Monocytes and macrophages in COVID-19: Friends and foes

Abstract

The COVID-19 is a novel infectious disease caused by SARS-CoV-2 and is known as a pandemic emergency that has led to a high rate of mortality throughout the world. Evidence has indicated that hyperinflammatory responses triggered by SARS-CoV-2 are the main cause of pathogenicity in the severe cases of patients who have died during the current viral disease. Monocytes and macrophages as the most important cells of the innate arm of the immune system play a substantial part in the body's defense against viral infections. They mainly respond to the microbial antigens by producing inflammatory mediators to remove pathogens and repair tissue injury. Nevertheless, aberrant alterations in their function such as cytokine storm can be so harmful to the host in the acute respiratory distress syndrome cases caused by SARS-CoV-2. Moreover, inflammatory responses stimulated by SARS-CoV-2 have affected the other vital organs of the body including the heart. As cardiovascular complications in COVID-19 patients have been reported in several studies. During the infection, monocytes and macrophages may be involved in the hypersensitive and exacerbated reactions that contribute to the tissue damage, especially lung injury resulted in its dysfunction and respiratory disorder. In this review, we discuss both advantageous and disadvantageous about the pathological potential of monocytes and macrophages during the infection of SARS-CoV-2 to clarify their mutual effects on immune processing as a fist line defender in the current disease.
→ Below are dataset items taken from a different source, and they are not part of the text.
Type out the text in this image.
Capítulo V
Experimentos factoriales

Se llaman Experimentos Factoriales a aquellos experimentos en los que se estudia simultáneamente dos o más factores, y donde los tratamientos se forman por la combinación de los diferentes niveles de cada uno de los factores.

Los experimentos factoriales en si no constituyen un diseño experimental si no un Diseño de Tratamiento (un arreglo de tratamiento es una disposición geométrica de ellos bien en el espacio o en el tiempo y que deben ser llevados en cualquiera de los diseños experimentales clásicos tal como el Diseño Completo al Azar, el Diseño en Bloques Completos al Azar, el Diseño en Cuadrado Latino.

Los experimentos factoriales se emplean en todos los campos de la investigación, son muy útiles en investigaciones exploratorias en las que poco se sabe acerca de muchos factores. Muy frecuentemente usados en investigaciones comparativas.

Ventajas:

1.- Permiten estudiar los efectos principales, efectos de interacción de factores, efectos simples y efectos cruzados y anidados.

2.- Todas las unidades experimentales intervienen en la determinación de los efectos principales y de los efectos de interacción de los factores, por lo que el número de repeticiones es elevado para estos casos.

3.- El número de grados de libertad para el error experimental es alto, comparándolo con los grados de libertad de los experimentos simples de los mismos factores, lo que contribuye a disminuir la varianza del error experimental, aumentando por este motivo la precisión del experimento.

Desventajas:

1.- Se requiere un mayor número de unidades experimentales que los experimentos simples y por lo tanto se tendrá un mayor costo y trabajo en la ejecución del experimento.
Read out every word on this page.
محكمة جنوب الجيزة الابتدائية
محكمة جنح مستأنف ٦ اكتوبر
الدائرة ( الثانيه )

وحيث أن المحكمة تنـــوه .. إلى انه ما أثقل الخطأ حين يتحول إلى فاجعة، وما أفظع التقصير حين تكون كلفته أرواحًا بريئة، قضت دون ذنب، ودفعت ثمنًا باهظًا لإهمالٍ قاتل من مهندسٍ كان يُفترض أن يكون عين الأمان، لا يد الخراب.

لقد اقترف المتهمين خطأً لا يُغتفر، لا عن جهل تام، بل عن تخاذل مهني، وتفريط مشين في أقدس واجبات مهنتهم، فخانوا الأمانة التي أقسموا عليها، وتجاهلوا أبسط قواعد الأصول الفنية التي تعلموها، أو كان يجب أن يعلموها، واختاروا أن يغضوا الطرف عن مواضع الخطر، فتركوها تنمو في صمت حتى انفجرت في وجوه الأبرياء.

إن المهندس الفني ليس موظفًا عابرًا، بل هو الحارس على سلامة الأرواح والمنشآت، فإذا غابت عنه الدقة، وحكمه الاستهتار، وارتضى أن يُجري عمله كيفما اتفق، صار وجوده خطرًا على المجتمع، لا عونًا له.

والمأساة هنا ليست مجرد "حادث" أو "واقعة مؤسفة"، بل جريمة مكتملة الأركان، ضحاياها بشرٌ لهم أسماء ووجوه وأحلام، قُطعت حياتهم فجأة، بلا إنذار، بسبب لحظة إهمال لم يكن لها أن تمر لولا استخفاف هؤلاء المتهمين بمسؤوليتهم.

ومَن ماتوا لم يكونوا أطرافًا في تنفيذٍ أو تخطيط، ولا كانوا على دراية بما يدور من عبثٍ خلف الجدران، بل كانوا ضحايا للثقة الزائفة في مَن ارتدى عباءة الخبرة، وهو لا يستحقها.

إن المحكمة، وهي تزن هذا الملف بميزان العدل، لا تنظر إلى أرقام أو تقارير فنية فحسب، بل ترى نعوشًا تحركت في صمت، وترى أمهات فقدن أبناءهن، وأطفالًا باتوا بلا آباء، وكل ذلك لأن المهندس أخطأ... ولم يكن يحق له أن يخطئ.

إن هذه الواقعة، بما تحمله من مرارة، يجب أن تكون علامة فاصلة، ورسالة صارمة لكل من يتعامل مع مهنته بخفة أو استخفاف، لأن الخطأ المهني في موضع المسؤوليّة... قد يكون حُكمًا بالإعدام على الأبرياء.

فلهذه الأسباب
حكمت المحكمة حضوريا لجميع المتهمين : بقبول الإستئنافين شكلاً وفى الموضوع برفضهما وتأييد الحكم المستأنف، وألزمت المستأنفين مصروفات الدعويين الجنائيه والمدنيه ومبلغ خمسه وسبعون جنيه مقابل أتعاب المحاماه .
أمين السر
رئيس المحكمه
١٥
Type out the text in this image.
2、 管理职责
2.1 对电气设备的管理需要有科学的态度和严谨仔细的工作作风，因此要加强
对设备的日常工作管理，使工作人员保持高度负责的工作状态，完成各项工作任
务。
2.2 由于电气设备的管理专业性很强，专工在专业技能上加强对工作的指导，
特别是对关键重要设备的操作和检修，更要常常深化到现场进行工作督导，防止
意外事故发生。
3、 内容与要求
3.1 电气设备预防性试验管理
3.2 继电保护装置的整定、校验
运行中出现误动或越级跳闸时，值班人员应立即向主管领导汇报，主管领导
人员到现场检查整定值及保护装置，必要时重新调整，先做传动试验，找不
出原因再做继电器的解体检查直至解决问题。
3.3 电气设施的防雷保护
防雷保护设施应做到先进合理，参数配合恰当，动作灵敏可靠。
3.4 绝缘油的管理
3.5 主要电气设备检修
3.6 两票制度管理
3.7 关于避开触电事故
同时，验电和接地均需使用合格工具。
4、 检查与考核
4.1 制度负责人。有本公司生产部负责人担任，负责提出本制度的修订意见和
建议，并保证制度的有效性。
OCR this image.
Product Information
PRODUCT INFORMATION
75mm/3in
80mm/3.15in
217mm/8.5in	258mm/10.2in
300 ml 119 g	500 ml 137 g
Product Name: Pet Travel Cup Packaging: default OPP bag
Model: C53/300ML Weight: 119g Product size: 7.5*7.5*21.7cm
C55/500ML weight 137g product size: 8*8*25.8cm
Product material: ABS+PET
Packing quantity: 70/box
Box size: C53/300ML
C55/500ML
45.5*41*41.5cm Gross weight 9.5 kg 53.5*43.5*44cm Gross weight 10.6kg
Keywords: COVID-19; Inflammation; Macrophage; Monocyte; SARS-CoV-2.

Graphical abstract

Fig. 1

The activity of macrophages to attenuate alveolar inflammation after lung injury and regulation of repair process which is necessary for hemostasis. For attenuating alveolar inflammation and repairing tissue damages, macrophages are involved directly and indirectly. Blockage of monocyte and granulocyte (PMN) recruitment, apoptotic parenchymal and neutrophils phagocytosis, alveolar edema fluid clearance, clearance of fibrin are macrophages activities in this process. In addition, the repairing process of the epithelial and endothelial barrier is induced by junctional sealing, ACE2 proliferation or differentiation, and angiogenesis [81].

Fig. 2

Cytokine storm damage mechanisms and new pharmaceutical interventions. Due to the attachment of SARS-CoV-2 to ACE2 in epithelial cells, the hyperinflammatory response is stimulated and epithelial cell-mediated reactive oxygen species (ROS) are produced that lead to cell death. Moreover, ROS can induce NF-Kβ and NLRP3 production which are important to trigger cytokine storm. Cytokine storm leads to some clinical condition such as sepsis, ARDS, MOF, and death. Some new clinical interventions like Emodin and Camostat mesilate have attachment prevention activity of SARS-CoV-2 to ACE2 and TMPRSS2. Flavonoid compounds modulate NLRP3 activity. Tocilizumab and GM-CSF blockers can block IL-6 and GM-CSF, respectively. NRF-2 activator drugs downregulate IL-6 and IL-1β in LPS stimulated macrophages [126]. SARS-CoV-2, severe acute respiratory syndrome 2, ROS, reactive oxygen species, MOF, multiple organ failure, PAMP, pathogen associated molecular pattern, DAMP, damaged associated molecular pattern, TNF, tumor necrosis factor, PRR, pattern recognition receptor, IL, interleukin, NLRP3, (NOD)like receptor protein 3 inflammasome, NFkβ, nuclear factor kappa B-light chain enhancer of activated B cells, NRF2, nuclear factor erythroid 2 p45-related factors 2 (NRF2), GM-CSF, granulocyte-macrophage colony-stimulating factor.